SAN FRANCISCO -- Four years after San Francisco ignited passionate embraces and heated national debate by briefly allowing gay marriage, California's top court hears arguments on Tuesday as to whether matrimony should be limited to a man and a woman.
The hearing brings into focus the highest-profile U.S. fight over gay rights in recent years and the outcome could end up influencing legislation and litigation in other states.
San Francisco Mayor Gavin Newsom forced the issue by suddenly issuing gay marriage licenses in February 2004. More than 4,000 homosexual couples took him up on the offer, including comedian Rosie O'Donnell and her partner, until a lower court halted the process.
Later that year California's Supreme Court ruled that Newsom, mayor of a city long at the forefront of gay rights, had no authority to wed gays and voided the marriages.
The same court just across the street from City Hall where the gay marriages took place now decides the larger question whether California can legally bar same-sex matrimony.
Gay marriage supporters won an initial battle when a Superior Court judge ruled in their favor in 2005. The following year a state appeals court judge overruled that decision and backed existing state law.
Californians in 2000 approved a ballot measure defining marriage as the union of man and woman. But domestic partnership legislation as of 2005 gave registered gay couples many of the same privileges enjoyed by married couples.
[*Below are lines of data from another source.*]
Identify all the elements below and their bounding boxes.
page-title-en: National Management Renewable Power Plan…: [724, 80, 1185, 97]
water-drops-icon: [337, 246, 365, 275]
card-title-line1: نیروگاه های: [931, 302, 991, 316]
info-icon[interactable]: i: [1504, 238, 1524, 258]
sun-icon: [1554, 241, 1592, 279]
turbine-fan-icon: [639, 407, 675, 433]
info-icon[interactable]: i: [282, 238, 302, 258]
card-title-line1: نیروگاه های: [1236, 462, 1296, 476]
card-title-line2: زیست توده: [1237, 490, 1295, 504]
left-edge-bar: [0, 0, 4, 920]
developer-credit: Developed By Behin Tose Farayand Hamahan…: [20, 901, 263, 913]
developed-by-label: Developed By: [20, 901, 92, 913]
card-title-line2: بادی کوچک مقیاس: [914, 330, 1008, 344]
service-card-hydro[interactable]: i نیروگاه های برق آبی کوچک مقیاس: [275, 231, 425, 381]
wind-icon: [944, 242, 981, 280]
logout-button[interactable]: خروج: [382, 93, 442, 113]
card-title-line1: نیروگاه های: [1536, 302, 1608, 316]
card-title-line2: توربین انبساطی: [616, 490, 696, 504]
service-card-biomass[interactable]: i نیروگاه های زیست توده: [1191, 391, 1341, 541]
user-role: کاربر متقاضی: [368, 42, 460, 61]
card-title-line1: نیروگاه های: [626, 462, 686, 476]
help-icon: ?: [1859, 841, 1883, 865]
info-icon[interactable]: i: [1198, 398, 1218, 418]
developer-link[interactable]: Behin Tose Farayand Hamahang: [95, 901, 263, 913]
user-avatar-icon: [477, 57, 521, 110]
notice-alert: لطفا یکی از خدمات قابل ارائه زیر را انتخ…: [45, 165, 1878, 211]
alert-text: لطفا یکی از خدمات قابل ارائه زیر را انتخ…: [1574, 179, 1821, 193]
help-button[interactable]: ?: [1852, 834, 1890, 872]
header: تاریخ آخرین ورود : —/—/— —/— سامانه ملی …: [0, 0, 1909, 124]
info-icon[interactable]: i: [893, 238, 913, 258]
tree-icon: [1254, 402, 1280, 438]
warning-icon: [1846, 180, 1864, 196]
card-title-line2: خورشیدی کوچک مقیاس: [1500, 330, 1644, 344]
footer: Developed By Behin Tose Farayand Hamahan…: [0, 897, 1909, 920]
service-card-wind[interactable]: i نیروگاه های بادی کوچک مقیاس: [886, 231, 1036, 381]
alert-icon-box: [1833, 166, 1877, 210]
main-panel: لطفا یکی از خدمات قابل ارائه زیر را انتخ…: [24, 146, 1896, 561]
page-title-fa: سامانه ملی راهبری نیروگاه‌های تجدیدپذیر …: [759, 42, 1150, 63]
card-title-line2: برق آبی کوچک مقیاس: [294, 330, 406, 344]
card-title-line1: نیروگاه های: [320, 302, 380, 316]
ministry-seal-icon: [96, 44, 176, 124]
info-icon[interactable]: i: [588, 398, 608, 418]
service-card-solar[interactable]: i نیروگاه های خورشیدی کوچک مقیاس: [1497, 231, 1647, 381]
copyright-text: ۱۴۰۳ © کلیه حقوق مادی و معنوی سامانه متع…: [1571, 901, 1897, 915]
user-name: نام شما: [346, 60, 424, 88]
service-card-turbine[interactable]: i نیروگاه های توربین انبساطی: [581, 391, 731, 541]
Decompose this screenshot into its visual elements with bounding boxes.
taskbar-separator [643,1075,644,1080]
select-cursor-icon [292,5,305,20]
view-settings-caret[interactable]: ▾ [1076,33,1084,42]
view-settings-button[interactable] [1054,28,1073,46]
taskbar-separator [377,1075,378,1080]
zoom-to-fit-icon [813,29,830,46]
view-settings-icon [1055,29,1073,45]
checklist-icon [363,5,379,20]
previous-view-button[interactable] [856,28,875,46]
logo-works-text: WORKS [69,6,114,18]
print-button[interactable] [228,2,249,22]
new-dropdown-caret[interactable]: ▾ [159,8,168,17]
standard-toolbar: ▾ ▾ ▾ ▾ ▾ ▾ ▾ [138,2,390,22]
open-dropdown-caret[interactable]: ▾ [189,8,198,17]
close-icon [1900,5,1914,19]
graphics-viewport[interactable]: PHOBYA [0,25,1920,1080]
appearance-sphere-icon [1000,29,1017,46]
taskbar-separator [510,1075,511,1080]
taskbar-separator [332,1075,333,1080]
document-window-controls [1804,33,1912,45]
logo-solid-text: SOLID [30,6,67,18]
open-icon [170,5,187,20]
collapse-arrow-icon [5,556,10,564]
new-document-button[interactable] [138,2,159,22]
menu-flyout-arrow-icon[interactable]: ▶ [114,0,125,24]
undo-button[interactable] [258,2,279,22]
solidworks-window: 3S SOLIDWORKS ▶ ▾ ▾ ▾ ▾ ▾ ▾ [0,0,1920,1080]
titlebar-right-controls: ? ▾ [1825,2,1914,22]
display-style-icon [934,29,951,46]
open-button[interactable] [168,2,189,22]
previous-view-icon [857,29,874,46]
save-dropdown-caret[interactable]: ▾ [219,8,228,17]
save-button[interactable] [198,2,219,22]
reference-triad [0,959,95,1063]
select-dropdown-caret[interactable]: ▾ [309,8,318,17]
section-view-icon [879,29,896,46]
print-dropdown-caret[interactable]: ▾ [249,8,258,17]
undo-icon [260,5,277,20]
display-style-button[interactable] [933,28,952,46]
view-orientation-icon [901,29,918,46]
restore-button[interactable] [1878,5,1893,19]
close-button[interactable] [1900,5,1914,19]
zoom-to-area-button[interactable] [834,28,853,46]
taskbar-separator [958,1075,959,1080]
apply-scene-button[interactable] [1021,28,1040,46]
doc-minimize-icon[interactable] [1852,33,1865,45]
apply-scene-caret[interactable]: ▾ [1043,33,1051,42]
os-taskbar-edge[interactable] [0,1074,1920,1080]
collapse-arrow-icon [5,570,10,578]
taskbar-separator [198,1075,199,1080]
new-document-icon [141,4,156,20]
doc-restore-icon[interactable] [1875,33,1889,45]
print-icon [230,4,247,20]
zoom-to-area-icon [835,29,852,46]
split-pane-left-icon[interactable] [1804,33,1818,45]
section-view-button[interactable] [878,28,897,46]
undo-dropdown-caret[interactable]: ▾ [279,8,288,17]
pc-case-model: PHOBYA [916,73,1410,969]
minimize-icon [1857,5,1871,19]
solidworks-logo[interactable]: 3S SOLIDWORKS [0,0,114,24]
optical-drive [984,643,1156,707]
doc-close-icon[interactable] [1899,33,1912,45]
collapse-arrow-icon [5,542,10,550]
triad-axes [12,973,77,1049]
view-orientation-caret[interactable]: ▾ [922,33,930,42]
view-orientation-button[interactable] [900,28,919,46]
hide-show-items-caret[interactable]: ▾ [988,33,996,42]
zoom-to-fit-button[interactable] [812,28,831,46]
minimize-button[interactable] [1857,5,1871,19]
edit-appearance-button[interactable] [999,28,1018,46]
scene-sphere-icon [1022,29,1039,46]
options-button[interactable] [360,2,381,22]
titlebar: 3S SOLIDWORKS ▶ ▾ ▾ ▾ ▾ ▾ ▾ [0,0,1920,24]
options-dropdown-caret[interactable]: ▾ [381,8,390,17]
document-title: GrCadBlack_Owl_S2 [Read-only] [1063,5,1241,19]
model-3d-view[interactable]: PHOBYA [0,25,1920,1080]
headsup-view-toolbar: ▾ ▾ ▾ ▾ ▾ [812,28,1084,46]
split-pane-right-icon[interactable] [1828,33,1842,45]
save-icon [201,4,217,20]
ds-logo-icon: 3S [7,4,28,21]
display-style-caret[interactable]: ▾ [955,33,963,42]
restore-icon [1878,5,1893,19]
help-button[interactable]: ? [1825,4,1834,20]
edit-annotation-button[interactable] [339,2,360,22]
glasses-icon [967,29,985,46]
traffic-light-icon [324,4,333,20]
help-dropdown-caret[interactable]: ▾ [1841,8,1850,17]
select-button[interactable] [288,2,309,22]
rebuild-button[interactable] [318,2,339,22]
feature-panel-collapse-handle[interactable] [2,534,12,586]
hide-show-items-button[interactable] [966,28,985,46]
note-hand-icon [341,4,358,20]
Since 2005 California's legislature twice voted to allow gay marriages, but Gov. Arnold Schwarzenegger, a Republican who is liberal on many social issues, vetoed the bills, saying voters or the courts should decide the issue.
UNUSUAL SESSION
It now falls to the seven justices of the California Supreme Court to resolve the matter, and they have 90 days from the hearing to issue an opinion. With six of the judges appointed by Republican governors and one appointed by a Democrat, the panel is considered politically moderate.
The court has made a rare exception to its one-hour total limit on oral arguments and will hold a three-hour session.
"I can't recall any where there were three hours of arguments, I really can't," Cruz Reynoso told Reuters about his years as a California Supreme Court justice from 1982-87.
"Not often, but sometimes, oral arguments actually make a difference in difficult cases and I assume that the court considers this a difficult case."
More than half of U.S. states have passed constitutional amendments barring gay marriage, and President George W. Bush has proposed a U.S. Constitutional amendment.
State supreme courts in Massachusetts, New Jersey and Vermont have ruled against limiting marriage to a man and a woman. Massachusetts responded by becoming the only U.S. state to allow gay marriage, while New Jersey and Vermont instead passed civil union laws similar to those in California.
Several other state supreme courts, including those in New York, Washington and Maryland, found that marriage can be limited to one man, one woman.